Whether one’s hitting the trails or hitting the treadmill, exercise is more often than not a solo activity — but it doesn’t have to be.
The Mountain Women Bellydancing Club offers an unorthodox opportunity for University of Wyoming students and Laramie residents to get in a work-out, while making friends and learning something new.
Bellydancing — an expressive Arabic dance originating in Egypt — put an emphasis on fluid movements and colorful dresses.
“When it’s done right, it’s a good community-building activity,” said Cassandra Rust, the club’s creative co-director. “The more you dance with us, we get to become friends, we get to become very, very close and we still keep in contact with students that have graduated.”
Rust said she danced “off and on” for about 20 years, but the club welcomes participants of all skill levels — even those who have never tried bellydancing in their life.
The club helps dedicated dancers hone their skills, but also devotes the first hour of its meetings to teaching newcomers the basics, Rust said.
“You don’t have to know anything about belly dance to come participate,” she said. “We assume that you don’t know anything, so we’ll teach you the techniques of belly dance and some of the basic movements and basic combos.”
Club President Alex Smith — now in her senior year at UW — discovered the club in the spring of her sophomore year.
“When I went, the girls were really welcoming and it was great,” she said. “The exercise was also a benefit, because I had not been exercising.”
It was not love at first sight, however.
“I was kind of nervous to try it out just because I had never done that before or that type of dance,” Smith said. “It feels really weird when you first start it.

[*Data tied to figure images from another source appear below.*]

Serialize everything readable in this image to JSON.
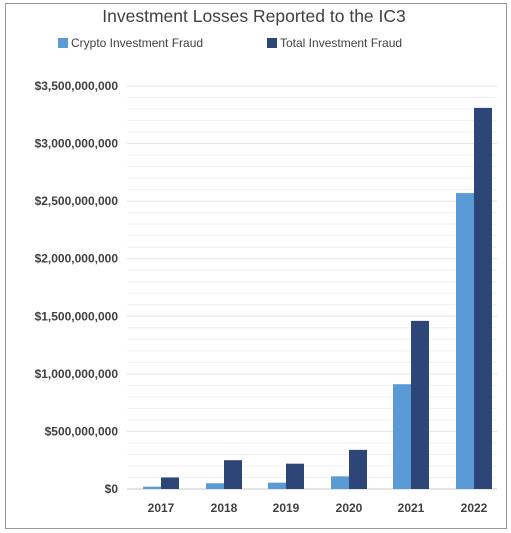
{
  "chart_data": {
    "type": "bar",
    "title": "Investment Losses Reported to the IC3",
    "categories": [
      "2017",
      "2018",
      "2019",
      "2020",
      "2021",
      "2022"
    ],
    "series": [
      {
        "name": "Crypto Investment Fraud",
        "color": "#5b9bd5",
        "values": [
          20000000,
          50000000,
          55000000,
          110000000,
          910000000,
          2570000000
        ]
      },
      {
        "name": "Total Investment Fraud",
        "color": "#2e4577",
        "values": [
          100000000,
          250000000,
          220000000,
          340000000,
          1460000000,
          3310000000
        ]
      }
    ],
    "ylim": [
      0,
      3500000000
    ],
    "yticks": [
      0,
      500000000,
      1000000000,
      1500000000,
      2000000000,
      2500000000,
      3000000000,
      3500000000
    ],
    "ytick_labels": [
      "$0",
      "$500,000,000",
      "$1,000,000,000",
      "$1,500,000,000",
      "$2,000,000,000",
      "$2,500,000,000",
      "$3,000,000,000",
      "$3,500,000,000"
    ],
    "legend": "top",
    "grid": true
  }
}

When I first went to the meeting, I was considering not going back, because I felt like I looked horrible. I felt like a flailing fish. But we always say, ‘If you feel that way, you’re probably doing it right.’”
Smith said in addition to the benefits of exercise, the club’s focus on body positivity — and the welcoming, inclusive atmosphere of belly dancing — hooked her.

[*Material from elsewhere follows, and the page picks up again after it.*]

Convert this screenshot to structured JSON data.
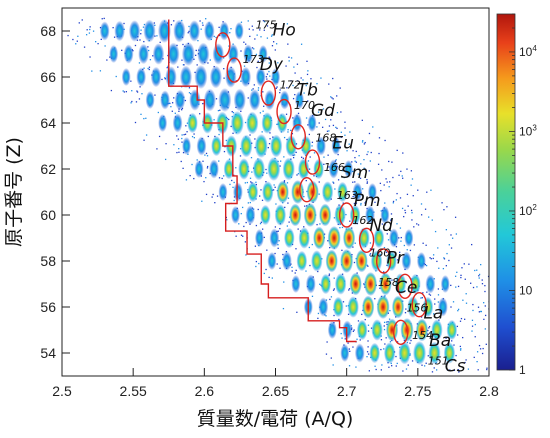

“We always say, ‘Belly dance looks good on everyone,’” she said. “It looks different on everyone and it looks really good on everyone. The club has just given me so much more confidence in myself since I’ve been doing it.”
The Mountain Women hope to expand by introducing UW’s sororities and residence halls to the art of bellydancing, Rust said.
“It’s a fun stress relief activity,” she said. “If anyone is interested further in that, they can come to the classes weekly — or if they’re really interested, they can perform with us.”
The club hosts a big, annual showcase, usually featuring guests from outside the club. This year’s showcase starts 6 p.m. April 14 in the UW Education Auditorium, and features Elizabeth Ashner, the sponsor of a large annual belly dance festival in Colorado known as Elevation.
The showcase — larger this year than it’s ever been — is one not to miss, Rust said.
“We’re now in the fourth year of our showcase,” she said. “The first year, we were begging for anybody to come and participate with us, and this year, we have 13 different groups from all across the Front Range, from different areas in Wyoming and all the way out of Rapid City, South Dakota.”